Songs from the Chinese Poets are series of settings in six parts by Granville Bantock. The English song texts were mainly supplied by Captain L. A. Cranmer Byng (1872-1945), who had also supplied the text for Choral Suite from the Chinese (1914). Launcelot Alfred Cranmer-Byng was part of the Byng baronets family and wrote various books on China.

In 1933 the first set were also arranged in the form of a four movement string quartet under the title In a Chinese Mirror. It was recorded for the first time by the Tippett Quartet in 2021.

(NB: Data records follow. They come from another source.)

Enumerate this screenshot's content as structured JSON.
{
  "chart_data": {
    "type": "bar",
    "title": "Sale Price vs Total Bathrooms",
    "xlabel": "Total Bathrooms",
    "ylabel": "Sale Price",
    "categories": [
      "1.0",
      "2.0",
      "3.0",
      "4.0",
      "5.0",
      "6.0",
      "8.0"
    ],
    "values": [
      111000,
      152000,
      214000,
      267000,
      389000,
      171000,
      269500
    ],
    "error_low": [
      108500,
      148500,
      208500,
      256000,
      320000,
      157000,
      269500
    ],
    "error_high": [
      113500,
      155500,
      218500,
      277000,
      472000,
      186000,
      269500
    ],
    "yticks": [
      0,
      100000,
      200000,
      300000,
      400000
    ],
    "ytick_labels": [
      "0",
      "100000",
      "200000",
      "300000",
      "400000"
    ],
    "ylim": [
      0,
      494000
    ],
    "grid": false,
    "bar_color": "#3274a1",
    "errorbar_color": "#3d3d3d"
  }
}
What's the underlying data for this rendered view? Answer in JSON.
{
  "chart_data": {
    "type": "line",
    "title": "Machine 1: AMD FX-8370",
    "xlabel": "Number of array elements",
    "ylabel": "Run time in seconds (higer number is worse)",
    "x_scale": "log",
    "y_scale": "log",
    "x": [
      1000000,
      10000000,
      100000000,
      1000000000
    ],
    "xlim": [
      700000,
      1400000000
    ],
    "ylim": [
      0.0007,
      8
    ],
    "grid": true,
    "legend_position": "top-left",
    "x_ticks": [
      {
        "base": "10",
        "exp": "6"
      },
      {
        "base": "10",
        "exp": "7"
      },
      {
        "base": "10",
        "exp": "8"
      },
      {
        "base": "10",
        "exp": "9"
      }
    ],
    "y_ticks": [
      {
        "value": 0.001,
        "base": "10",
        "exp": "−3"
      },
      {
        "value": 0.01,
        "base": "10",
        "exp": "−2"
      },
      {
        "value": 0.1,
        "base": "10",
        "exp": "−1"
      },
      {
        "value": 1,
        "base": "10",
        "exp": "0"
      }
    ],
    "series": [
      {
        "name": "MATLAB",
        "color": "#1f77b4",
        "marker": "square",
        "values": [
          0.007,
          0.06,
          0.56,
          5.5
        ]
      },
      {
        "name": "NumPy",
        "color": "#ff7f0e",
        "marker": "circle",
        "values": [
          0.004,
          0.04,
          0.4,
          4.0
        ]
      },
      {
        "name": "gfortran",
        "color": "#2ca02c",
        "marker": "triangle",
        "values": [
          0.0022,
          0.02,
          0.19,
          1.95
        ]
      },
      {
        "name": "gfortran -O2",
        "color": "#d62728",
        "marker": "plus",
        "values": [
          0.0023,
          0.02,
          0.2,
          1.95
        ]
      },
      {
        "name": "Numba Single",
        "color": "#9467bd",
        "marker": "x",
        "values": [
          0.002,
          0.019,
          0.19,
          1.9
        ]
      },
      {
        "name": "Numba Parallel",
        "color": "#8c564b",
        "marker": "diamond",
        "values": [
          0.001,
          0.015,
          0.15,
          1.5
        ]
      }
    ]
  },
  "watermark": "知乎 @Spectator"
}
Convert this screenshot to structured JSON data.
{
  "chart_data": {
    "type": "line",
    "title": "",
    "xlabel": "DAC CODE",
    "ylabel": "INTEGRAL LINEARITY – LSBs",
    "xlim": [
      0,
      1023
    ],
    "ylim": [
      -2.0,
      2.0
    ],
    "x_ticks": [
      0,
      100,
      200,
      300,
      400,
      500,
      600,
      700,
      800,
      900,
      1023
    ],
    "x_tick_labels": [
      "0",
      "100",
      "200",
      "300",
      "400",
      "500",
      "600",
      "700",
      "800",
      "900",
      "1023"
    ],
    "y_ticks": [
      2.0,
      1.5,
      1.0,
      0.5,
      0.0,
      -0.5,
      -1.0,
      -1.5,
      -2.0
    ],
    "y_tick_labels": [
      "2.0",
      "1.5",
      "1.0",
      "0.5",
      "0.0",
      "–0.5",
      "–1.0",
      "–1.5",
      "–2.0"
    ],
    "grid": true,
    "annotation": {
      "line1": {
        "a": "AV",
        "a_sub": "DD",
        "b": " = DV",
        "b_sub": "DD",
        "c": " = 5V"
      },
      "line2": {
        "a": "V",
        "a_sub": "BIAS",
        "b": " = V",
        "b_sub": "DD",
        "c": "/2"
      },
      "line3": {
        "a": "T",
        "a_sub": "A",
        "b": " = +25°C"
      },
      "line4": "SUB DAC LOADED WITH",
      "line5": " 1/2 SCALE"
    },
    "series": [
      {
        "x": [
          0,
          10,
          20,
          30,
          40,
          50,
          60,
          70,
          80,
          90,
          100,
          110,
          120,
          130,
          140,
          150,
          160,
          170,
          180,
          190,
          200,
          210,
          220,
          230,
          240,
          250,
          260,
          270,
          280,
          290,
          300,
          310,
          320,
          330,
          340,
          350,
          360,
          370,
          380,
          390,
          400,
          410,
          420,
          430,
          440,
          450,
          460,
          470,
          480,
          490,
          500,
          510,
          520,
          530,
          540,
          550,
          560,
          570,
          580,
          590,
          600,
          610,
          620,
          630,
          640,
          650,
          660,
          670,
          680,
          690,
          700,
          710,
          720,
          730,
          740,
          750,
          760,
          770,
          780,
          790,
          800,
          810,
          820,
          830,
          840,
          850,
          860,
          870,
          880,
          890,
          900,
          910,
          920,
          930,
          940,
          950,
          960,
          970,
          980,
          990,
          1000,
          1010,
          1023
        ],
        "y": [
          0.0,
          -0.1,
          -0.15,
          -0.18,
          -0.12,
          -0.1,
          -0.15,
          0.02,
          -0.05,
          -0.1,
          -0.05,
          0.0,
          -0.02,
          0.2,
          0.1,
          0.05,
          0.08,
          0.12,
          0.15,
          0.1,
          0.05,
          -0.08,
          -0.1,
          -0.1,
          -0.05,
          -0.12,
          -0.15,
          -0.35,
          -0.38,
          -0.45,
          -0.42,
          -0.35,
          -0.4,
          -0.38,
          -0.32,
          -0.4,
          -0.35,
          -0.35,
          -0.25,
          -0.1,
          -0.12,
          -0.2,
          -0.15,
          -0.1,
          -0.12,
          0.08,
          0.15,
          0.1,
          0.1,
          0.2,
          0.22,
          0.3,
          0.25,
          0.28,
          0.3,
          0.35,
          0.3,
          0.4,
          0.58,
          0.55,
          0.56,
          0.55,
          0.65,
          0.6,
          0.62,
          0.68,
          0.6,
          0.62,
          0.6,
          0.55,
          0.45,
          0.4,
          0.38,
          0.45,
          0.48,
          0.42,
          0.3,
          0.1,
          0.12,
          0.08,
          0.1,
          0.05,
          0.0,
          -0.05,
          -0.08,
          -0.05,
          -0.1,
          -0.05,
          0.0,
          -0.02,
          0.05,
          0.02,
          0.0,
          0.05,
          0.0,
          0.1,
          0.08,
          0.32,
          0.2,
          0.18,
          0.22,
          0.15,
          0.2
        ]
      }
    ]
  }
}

Bantock also set other English translations of Chinese poetry from Edward Powys Mathers (Five Chinese Songs) and Herbert Giles (Ten Songs from the Chinese, 1943).

==Songs==
Songs from the Chinese Poets, Series I (1918)
- The old fisherman of the mists and waters
- The ghost road
- Under the moon
- The celestial weaver
- Return of spring
Songs from the Chinese Poets, Series II (1919)
- The tomb of Chao-Chün
- A dream of spring
- Desolation
- The Island of Pines
- The pavilion of abounding joy
Songs from the Chinese Poets, Series III
- From the tomb of an unknown woman
- Adrift
- The golden nenuphar
- Yung-Yang
- A feast of lanterns
Songs from the Chinese Poets, Series IV
- Autumn across the Frontier
- The Kingfisher's Tower
- On the banks of Jo-Eh
- Despair
- The last revel
Songs from the Chinese Poets, Series V
- The court of dreams
- Down the Hwai
- Night on the mountain
- The lost one
- Memories with the dusk return
- And there are tears
Songs from the Chinese Poets, Series VI
- The King of Tang
- Wild geese
- Exile
- Willow flowers
- Dreaming at Golden Hill
- Galloping home

==Recordings==
John McCormack recorded "Desolation" in Australia in 1927.